Critics claim that enhanced techniques do not produce good intelligence because people will say anything to get the techniques to stop. But the memos note that, “as Abu Zubaydah himself explained with respect to enhanced techniques, ‘brothers who are captured and interrogated are permitted by Allah to provide information when they believe they have reached the limit of their ability to withhold it in the face of psychological and physical hardship.” In other words, the terrorists are called by their faith to resist as far as they can – and once they have done so, they are free to tell everything they know. This is because of their belief that “Islam will ultimately dominate the world and that this victory is inevitable.” The job of the interrogator is to safely help the terrorist do his duty to Allah, so he then feels liberated to speak freely. (#)
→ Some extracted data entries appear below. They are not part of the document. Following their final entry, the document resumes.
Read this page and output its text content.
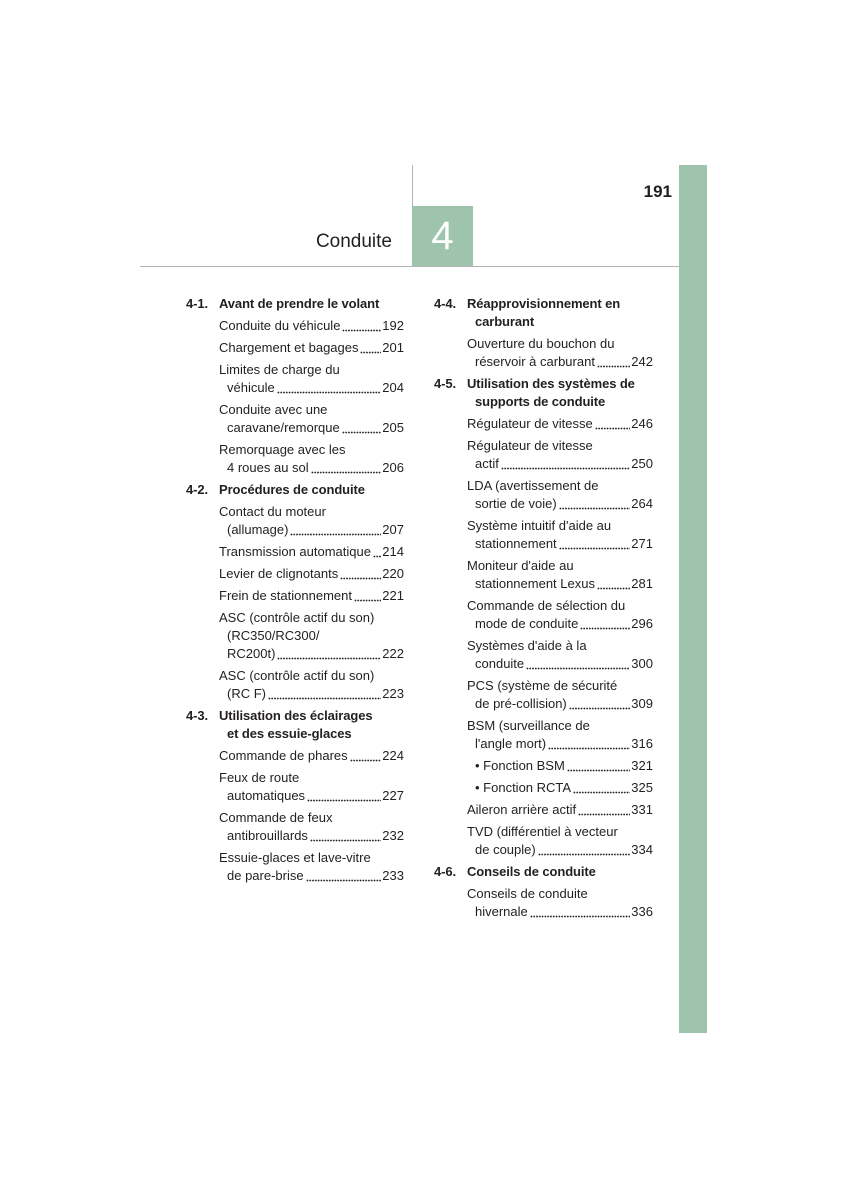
191
Conduite 4
4-1. Avant de prendre le volant
Conduite du véhicule	192
Chargement et bagages 201
Limites de charge du
véhicule	204
Conduite avec une
caravane/remorque	205
Remorquage avec les
4 roues au sol	206
4-2. Procédures de conduite
Contact du moteur
(allumage)	207
Transmission automatique 214
Levier de clignotants	220
Frein de stationnement 221
ASC (contrôle actif du son)
(RC350/RC300/
RC200t)	222
ASC (contrôle actif du son)
(RC F)	223
4-3. Utilisation des éclairages
et des essuie-glaces
Commande de phares	224
Feux de route
automatiques	227
Commande de feux
antibrouillards	232
Essuie-glaces et lave-vitre
de pare-brise	233
4-4. Réapprovisionnement en
carburant
Ouverture du bouchon du
réservoir à carburant	242
4-5. Utilisation des systèmes de
supports de conduite
Régulateur de vitesse	246
Régulateur de vitesse
actif	250
LDA (avertissement de
sortie de voie)	264
Système intuitif d'aide au
stationnement	271
Moniteur d'aide au
stationnement Lexus	281
Commande de sélection du
mode de conduite	296
Systèmes d'aide à la
conduite	300
PCS (système de sécurité
de pré-collision)	309
BSM (surveillance de
l'angle mort)	316
• Fonction BSM	321
• Fonction RCTA	325
Aileron arrière actif	331
TVD (différentiel à vecteur
de couple)	334
4-6. Conseils de conduite
Conseils de conduite
hivernale	336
‘Liberated to speak freely’ … as if the flesh was made out of faith, a too-heavy body obscuring the spark of light lingering beneath it, rational and desirous of this excruciating burden of freedom.
It makes me wonder whether this former speechwriter for George W. Bush profers this justification to us cynically. But I do not think so. I think this is how people who do so such things think of their actions, and the most horrifying part to me is that maybe they do not feel this thing that they have done, at night in that part of oneself that one cannot hide from.
That such a one could be at peace in their soul, even the public champion of the liberation of the Islamic body through torture.
What must we do to preclude the utterance of such statements? How do we make this unacceptable?